Foi nesse ambiente relativamente desfavorável aos artistas de maior profundidade que viveu Camille Saint-Saëns (1835-1921). Considerado um prodígio ao piano – quando criança chegou a ser comparado a Mozart – Saint-Saëns teve uma sólida formação musical que o colocaria apto a criar uma tradição sinfônica autenticamente francesa, o que acabou não se consolidando, tanto pelas circunstâncias sócio-políticas pouco favoráveis, como pela personalidade conservadora do compositor. Embora sua arte não tenha acompanhado os movimentos de transformação da música erudita que ocorriam em Viena e na Alemanha, Saint-Saëns nem sempre procurou compor deliberadamente para agradar ao grande público de Paris, composto, como vimos, por uma nobreza frívola ou por uma elite econômica inculta, e acabou por se esconder por trás de um academicismo muitas vezes anacrônico e carente da autêntica expressão artística. Sua obra é marcada pela irregularidade e pelo ecletismo: composições que foram recebidas com certa frieza (como a ópera “Sansão e Dalila”) ou com vaias (como o poema sinfônico “Dança Macabra”) são, hoje, as suas obras mais valorizadas, enquanto seus sucessos em vida, como as peças para piano solo e concertos, estão fora do repertório usual. Uma notável exceção foi a sua quinta e última sinfonia (publicada como a de no. 3), estreada em 1886, ano da morte de Liszt e dedicada à sua memória. Conhecida como a “Sinfonia com Órgão”, sua composição já data dos anos pós-Napoleão III, deposto após a desastrosa derrota na Guerra Franco-Prussiana de 1871. Naquela época, a intelectualidade e o vanguardismo franceses já haviam voltado a brilhar, particularmente com o movimento impressionista e com o primeiro governo socialista da história, a Comuna de Paris. Saint-Saëns, entretanto, já na sua maturidade artística, não se mostrou disposto a aderir às novas tendências e, mais uma vez, encontrou no academicismo a sua forma de expressão. Questionado, após o sucesso da sua última sinfonia sobre o que estaria por vir, ele respondeu: “nada, nesta obra eu dei tudo o que podia”, talvez reconhecendo as suas próprias limitações em se adaptar a novos tempos.

A estrutura da obra é típica do classicismo vienense, embora com algumas modificações que seguem o princípio cíclico de Liszt: um tema que passa por variações nos quatro movimentos. No primeiro movimento, o tema principal é trabalhado pela orquestra em um crescendo contínuo; o contra-tema característico do classicismo vienense tem um papel secundário. O desenvolvimento da idéia musical é bastante refinado, assim como a brilhante trama orquestral e percebe-se a forte influência das formas estabelecidas por Haydn 150 anos antes.

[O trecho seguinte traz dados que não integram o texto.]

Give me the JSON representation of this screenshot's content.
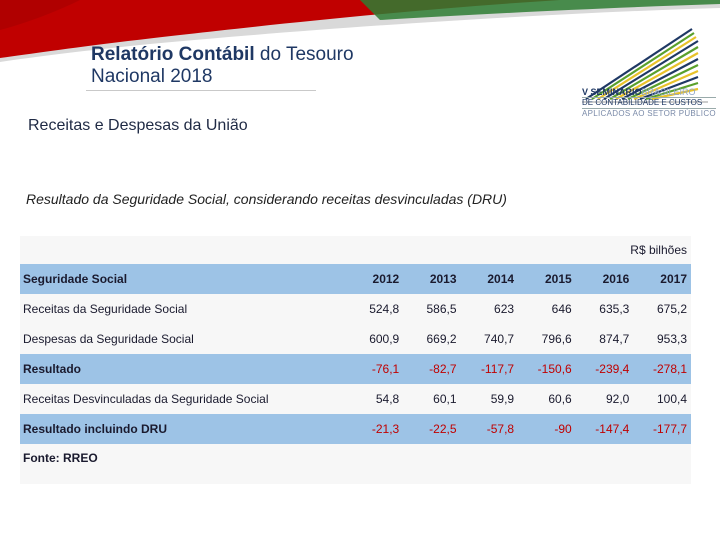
{
  "header": {
    "title_bold": "Relatório Contábil",
    "title_rest": " do Tesouro",
    "title_line2": "Nacional 2018"
  },
  "logo": {
    "line1_bold": "V SEMINÁRIO",
    "line1_light": "BRASILEIRO",
    "line2": "DE CONTABILIDADE E CUSTOS",
    "line3": "APLICADOS AO SETOR PÚBLICO",
    "colors": {
      "blue": "#1f3864",
      "red": "#c00000",
      "green": "#5aa02c",
      "yellow": "#e8c22a",
      "light_blue": "#8fa6c8"
    }
  },
  "heading": "Receitas e Despesas da União",
  "subtitle": "Resultado da Seguridade Social, considerando receitas desvinculadas (DRU)",
  "table": {
    "unit": "R$ bilhões",
    "header_label": "Seguridade Social",
    "years": [
      "2012",
      "2013",
      "2014",
      "2015",
      "2016",
      "2017"
    ],
    "rows": [
      {
        "label": "Receitas da Seguridade Social",
        "values": [
          "524,8",
          "586,5",
          "623",
          "646",
          "635,3",
          "675,2"
        ]
      },
      {
        "label": "Despesas da Seguridade Social",
        "values": [
          "600,9",
          "669,2",
          "740,7",
          "796,6",
          "874,7",
          "953,3"
        ]
      },
      {
        "label": "Resultado",
        "values": [
          "-76,1",
          "-82,7",
          "-117,7",
          "-150,6",
          "-239,4",
          "-278,1"
        ]
      },
      {
        "label": "Receitas Desvinculadas da Seguridade Social",
        "values": [
          "54,8",
          "60,1",
          "59,9",
          "60,6",
          "92,0",
          "100,4"
        ]
      },
      {
        "label": "Resultado incluindo DRU",
        "values": [
          "-21,3",
          "-22,5",
          "-57,8",
          "-90",
          "-147,4",
          "-177,7"
        ]
      }
    ],
    "source": "Fonte: RREO"
  }
}
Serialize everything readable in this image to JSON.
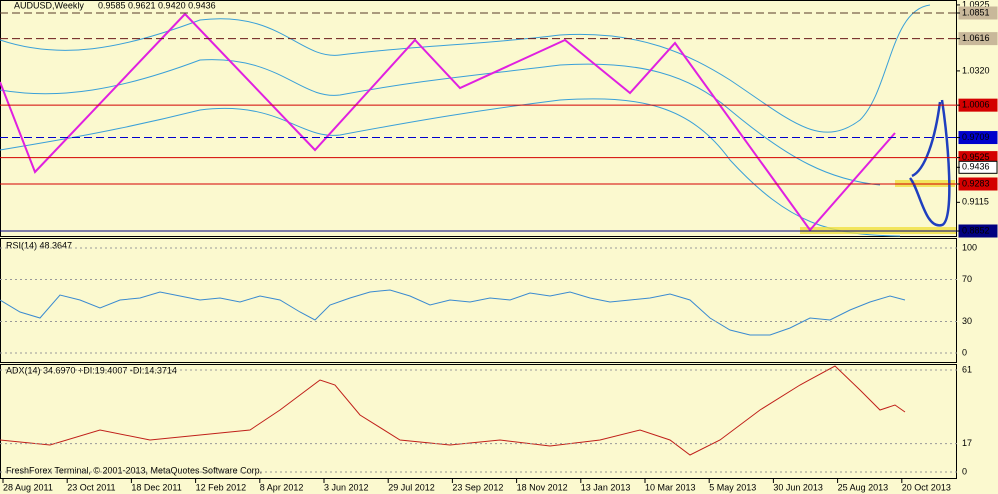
{
  "header": {
    "symbol": "AUDUSD,Weekly",
    "ohlc": "0.9585 0.9621 0.9420 0.9436"
  },
  "price_panel": {
    "ylim": [
      0.8797,
      1.0961
    ],
    "labels": [
      {
        "tick": 1.0925,
        "line": "none",
        "color": "#000000",
        "box": "none"
      },
      {
        "tick": 1.0851,
        "line": "dashed",
        "color": "#5a3a2a",
        "box": "#c8b89a"
      },
      {
        "tick": 1.0616,
        "line": "dashed",
        "color": "#6a1a1a",
        "box": "#c8b89a"
      },
      {
        "tick": {
          "value": 1.032,
          "label": "1.0320"
        },
        "line": "none",
        "color": "#000000",
        "box": "none"
      },
      {
        "tick": 1.0006,
        "line": "solid",
        "color": "#d40000",
        "box": "#d40000"
      },
      {
        "tick": 0.9709,
        "line": "dashed",
        "color": "#0000cc",
        "box": "#0000cc"
      },
      {
        "tick": 0.9525,
        "line": "solid",
        "color": "#d40000",
        "box": "#d40000"
      },
      {
        "tick": 0.9436,
        "line": "none",
        "color": "#000000",
        "box": "#ffffff"
      },
      {
        "tick": 0.9283,
        "line": "solid",
        "color": "#d40000",
        "box": "#d40000"
      },
      {
        "tick": 0.9115,
        "line": "none",
        "color": "#000000",
        "box": "none"
      },
      {
        "tick": 0.8852,
        "line": "solid",
        "color": "#000080",
        "box": "#000080"
      }
    ]
  },
  "rsi_panel": {
    "title": "RSI(14) 48.3647",
    "ylim": [
      -9.5,
      108.6
    ],
    "yticks": [
      100,
      70,
      30,
      0
    ]
  },
  "adx_panel": {
    "title": "ADX(14) 34.6970 +DI:19.4007 -DI:14.3714",
    "ylim": [
      -4.2,
      64
    ],
    "yticks": [
      61,
      17,
      0
    ]
  },
  "footer": "FreshForex Terminal, © 2001-2013, MetaQuotes Software Corp.",
  "dates": [
    "28 Aug 2011",
    "23 Oct 2011",
    "18 Dec 2011",
    "12 Feb 2012",
    "8 Apr 2012",
    "3 Jun 2012",
    "29 Jul 2012",
    "23 Sep 2012",
    "18 Nov 2012",
    "13 Jan 2013",
    "10 Mar 2013",
    "5 May 2013",
    "30 Jun 2013",
    "25 Aug 2013",
    "20 Oct 2013"
  ]
}
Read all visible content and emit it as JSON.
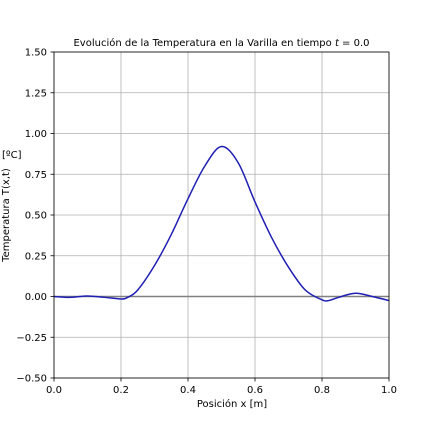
{
  "chart_data": {
    "type": "line",
    "title_text": "Evolución de la Temperatura en la Varilla en tiempo ",
    "title_var": "t",
    "title_eq": " = 0.0",
    "xlabel": "Posición x  [m]",
    "ylabel": "Temperatura T(x,t)",
    "ylabel_unit": "[ºC]",
    "xlim": [
      0.0,
      1.0
    ],
    "ylim": [
      -0.5,
      1.5
    ],
    "grid": true,
    "x_ticks": [
      "0.0",
      "0.2",
      "0.4",
      "0.6",
      "0.8",
      "1.0"
    ],
    "y_ticks": [
      "−0.50",
      "−0.25",
      "0.00",
      "0.25",
      "0.50",
      "0.75",
      "1.00",
      "1.25",
      "1.50"
    ],
    "baseline": {
      "y": 0.0,
      "color": "#808080"
    },
    "series": [
      {
        "color": "#1f1fb4",
        "x": [
          0.0,
          0.05,
          0.1,
          0.15,
          0.2,
          0.22,
          0.25,
          0.3,
          0.35,
          0.4,
          0.45,
          0.5,
          0.55,
          0.6,
          0.65,
          0.7,
          0.75,
          0.8,
          0.82,
          0.85,
          0.9,
          0.95,
          1.0
        ],
        "y": [
          0.0,
          -0.005,
          0.003,
          -0.005,
          -0.015,
          -0.005,
          0.04,
          0.19,
          0.38,
          0.6,
          0.8,
          0.92,
          0.82,
          0.58,
          0.36,
          0.18,
          0.04,
          -0.02,
          -0.025,
          -0.005,
          0.02,
          0.0,
          -0.025
        ]
      }
    ]
  }
}
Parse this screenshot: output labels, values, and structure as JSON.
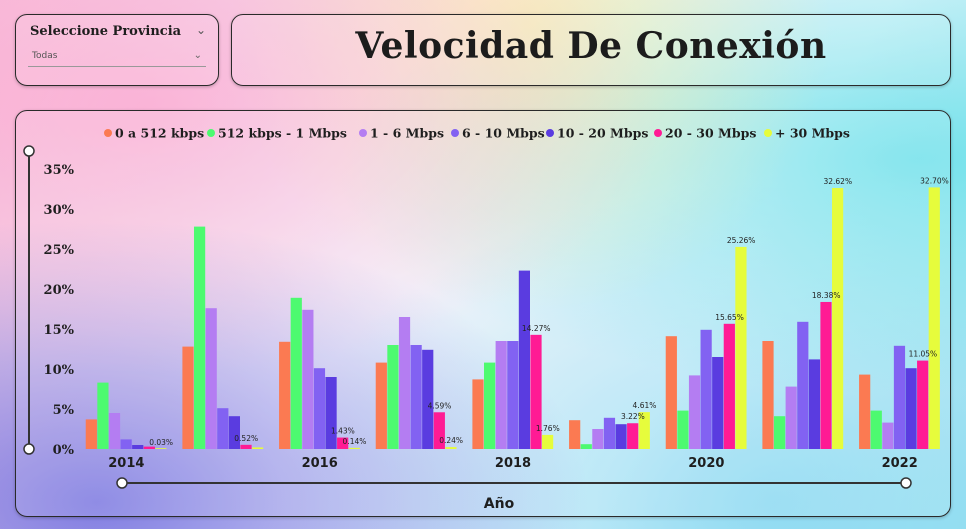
{
  "slicer": {
    "title": "Seleccione Provincia",
    "value": "Todas"
  },
  "header": {
    "title": "Velocidad De Conexión"
  },
  "chart_data": {
    "type": "bar",
    "xlabel": "Año",
    "ylabel": "",
    "ylim": [
      0,
      35
    ],
    "y_ticks": [
      "0%",
      "5%",
      "10%",
      "15%",
      "20%",
      "25%",
      "30%",
      "35%"
    ],
    "grid": false,
    "legend_position": "top",
    "categories": [
      "2014",
      "2015",
      "2016",
      "2017",
      "2018",
      "2019",
      "2020",
      "2021",
      "2022"
    ],
    "x_tick_labels": [
      "2014",
      "",
      "2016",
      "",
      "2018",
      "",
      "2020",
      "",
      "2022"
    ],
    "series": [
      {
        "name": "0 a 512 kbps",
        "color": "#fb7a52",
        "values": [
          3.7,
          12.8,
          13.4,
          10.8,
          8.7,
          3.6,
          14.1,
          13.5,
          9.3
        ]
      },
      {
        "name": "512 kbps - 1 Mbps",
        "color": "#4dfa70",
        "values": [
          8.3,
          27.8,
          18.9,
          13.0,
          10.8,
          0.6,
          4.8,
          4.1,
          4.8
        ]
      },
      {
        "name": "1 - 6 Mbps",
        "color": "#b47df2",
        "values": [
          4.5,
          17.6,
          17.4,
          16.5,
          13.5,
          2.5,
          9.2,
          7.8,
          3.3
        ]
      },
      {
        "name": "6 - 10 Mbps",
        "color": "#8262f2",
        "values": [
          1.2,
          5.1,
          10.1,
          13.0,
          13.5,
          3.9,
          14.9,
          15.9,
          12.9
        ]
      },
      {
        "name": "10 - 20 Mbps",
        "color": "#5a3ce0",
        "values": [
          0.5,
          4.1,
          9.0,
          12.4,
          22.3,
          3.1,
          11.5,
          11.2,
          10.1
        ]
      },
      {
        "name": "20 - 30 Mbps",
        "color": "#ff1b94",
        "values": [
          0.3,
          0.52,
          1.43,
          4.59,
          14.27,
          3.22,
          15.65,
          18.38,
          11.05
        ]
      },
      {
        "name": "+ 30 Mbps",
        "color": "#e6fc3c",
        "values": [
          0.03,
          0.2,
          0.14,
          0.24,
          1.76,
          4.61,
          25.26,
          32.62,
          32.7
        ]
      }
    ],
    "data_labels": [
      {
        "series": 6,
        "category": 0,
        "text": "0.03%"
      },
      {
        "series": 5,
        "category": 1,
        "text": "0.52%"
      },
      {
        "series": 5,
        "category": 2,
        "text": "1.43%"
      },
      {
        "series": 6,
        "category": 2,
        "text": "0.14%"
      },
      {
        "series": 5,
        "category": 3,
        "text": "4.59%"
      },
      {
        "series": 6,
        "category": 3,
        "text": "0.24%"
      },
      {
        "series": 5,
        "category": 4,
        "text": "14.27%"
      },
      {
        "series": 6,
        "category": 4,
        "text": "1.76%"
      },
      {
        "series": 5,
        "category": 5,
        "text": "3.22%"
      },
      {
        "series": 6,
        "category": 5,
        "text": "4.61%"
      },
      {
        "series": 5,
        "category": 6,
        "text": "15.65%"
      },
      {
        "series": 6,
        "category": 6,
        "text": "25.26%"
      },
      {
        "series": 5,
        "category": 7,
        "text": "18.38%"
      },
      {
        "series": 6,
        "category": 7,
        "text": "32.62%"
      },
      {
        "series": 5,
        "category": 8,
        "text": "11.05%"
      },
      {
        "series": 6,
        "category": 8,
        "text": "32.70%"
      }
    ]
  }
}
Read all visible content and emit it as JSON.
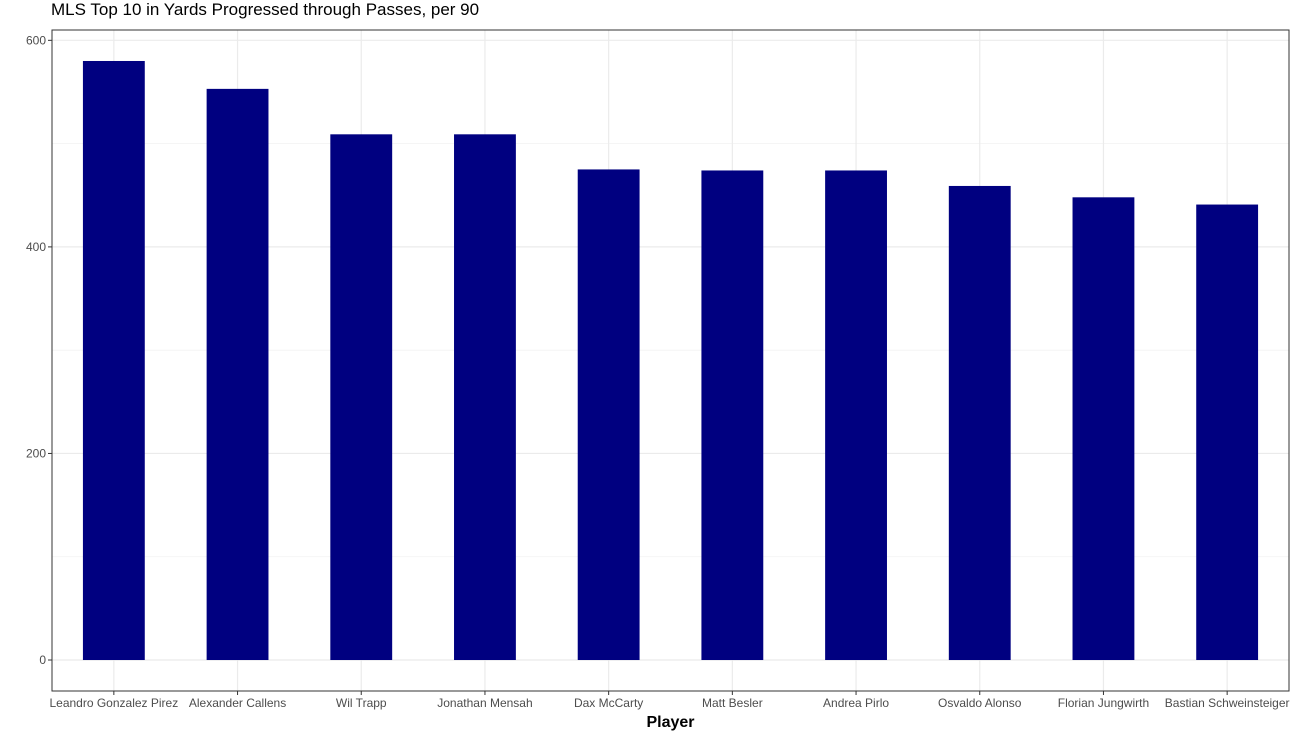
{
  "chart_data": {
    "type": "bar",
    "title": "MLS Top 10 in Yards Progressed through Passes, per 90",
    "xlabel": "Player",
    "ylabel": "",
    "categories": [
      "Leandro Gonzalez Pirez",
      "Alexander Callens",
      "Wil Trapp",
      "Jonathan Mensah",
      "Dax McCarty",
      "Matt Besler",
      "Andrea Pirlo",
      "Osvaldo Alonso",
      "Florian Jungwirth",
      "Bastian Schweinsteiger"
    ],
    "values": [
      580,
      553,
      509,
      509,
      475,
      474,
      474,
      459,
      448,
      441
    ],
    "ylim": [
      -30,
      610
    ],
    "yticks": [
      0,
      200,
      400,
      600
    ],
    "grid": true,
    "bar_color": "#000080"
  }
}
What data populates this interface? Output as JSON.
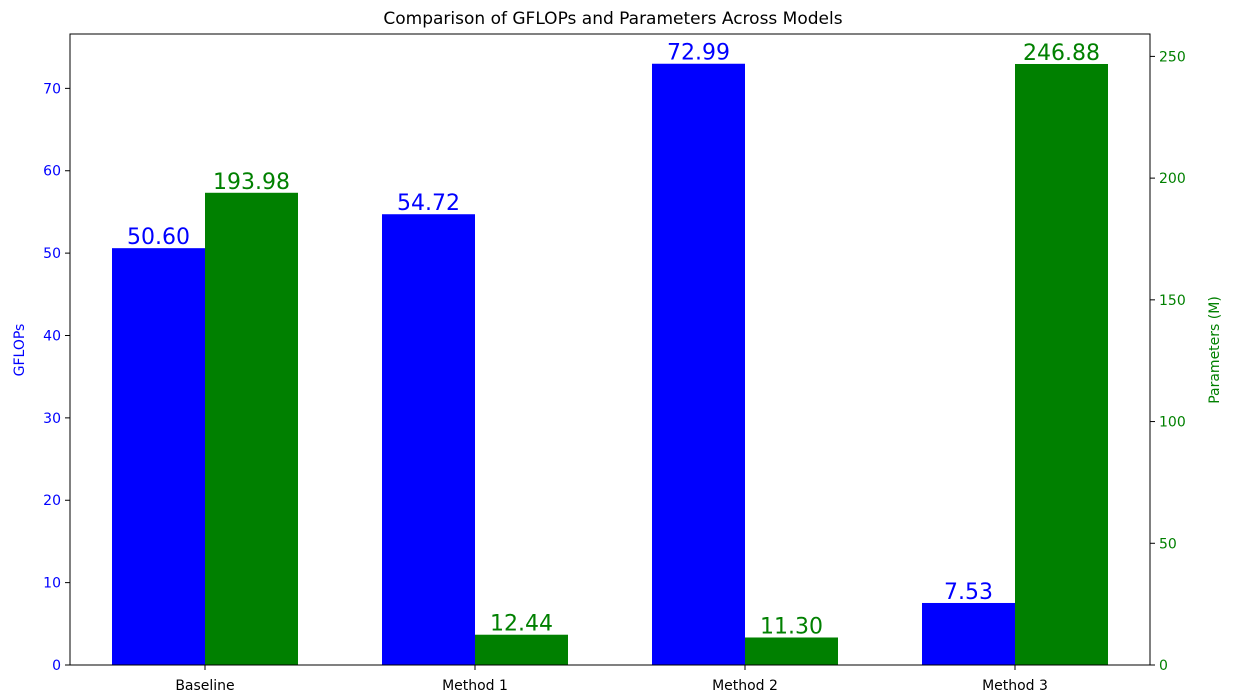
{
  "chart_data": {
    "type": "bar",
    "title": "Comparison of GFLOPs and Parameters Across Models",
    "categories": [
      "Baseline",
      "Method 1",
      "Method 2",
      "Method 3"
    ],
    "series": [
      {
        "name": "GFLOPs",
        "axis": "left",
        "color": "#0000ff",
        "values": [
          50.6,
          54.72,
          72.99,
          7.53
        ],
        "labels": [
          "50.60",
          "54.72",
          "72.99",
          "7.53"
        ]
      },
      {
        "name": "Parameters (M)",
        "axis": "right",
        "color": "#008000",
        "values": [
          193.98,
          12.44,
          11.3,
          246.88
        ],
        "labels": [
          "193.98",
          "12.44",
          "11.30",
          "246.88"
        ]
      }
    ],
    "ylabel": "GFLOPs",
    "ylabel_right": "Parameters (M)",
    "ylim": [
      0,
      76.6
    ],
    "ylim_right": [
      0,
      259.2
    ],
    "yticks": [
      0,
      10,
      20,
      30,
      40,
      50,
      60,
      70
    ],
    "yticks_right": [
      0,
      50,
      100,
      150,
      200,
      250
    ],
    "grid": false,
    "legend": "none"
  }
}
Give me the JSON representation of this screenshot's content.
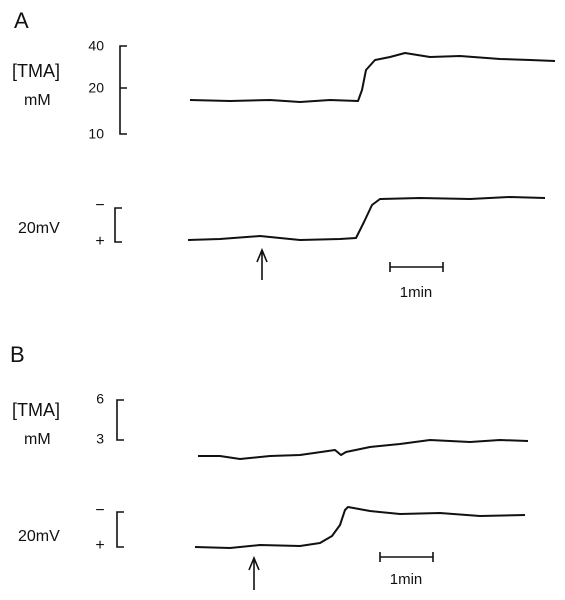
{
  "panels": [
    {
      "label": "A",
      "concentration_label": "[TMA]",
      "concentration_unit": "mM",
      "concentration_ticks": [
        "40",
        "20",
        "10"
      ],
      "voltage_scale": "20mV",
      "voltage_signs": [
        "−",
        "+"
      ],
      "time_scale": "1min"
    },
    {
      "label": "B",
      "concentration_label": "[TMA]",
      "concentration_unit": "mM",
      "concentration_ticks": [
        "6",
        "3"
      ],
      "voltage_scale": "20mV",
      "voltage_signs": [
        "−",
        "+"
      ],
      "time_scale": "1min"
    }
  ]
}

No segundo movimento, o tema principal assume um colorido quase litúrgico, graças, principalmente, às pontuações feitas pelo órgão que, no entanto, nunca assume papel de solista durante toda a obra. O terceiro movimento é um típico scherzo à moda de Beethoven, mas com dois pianos incluídos na orquestra que, assim como o órgão – que se mantém em silêncio durante o primeiro e terceiro movimentos – nunca assumem papel de solistas. No quarto movimento, que se inicia com um acorde majestoso no órgão, o desenvolvimento das idéias musicais se assemelha ao do primeiro movimento, com o colorido orquestral assumindo papel preponderante. O tema motivador de toda a sinfonia aparece como contra-tema e acaba se desenvolvendo mais do que o próprio tema principal do movimento, consolidando o caráter cíclico de uma das poucas sinfonias estruturadas à maneira clássica que foi composta longe de Viena e se mantém – merecidamente – como uma das mais conhecidas do repertório orquestral.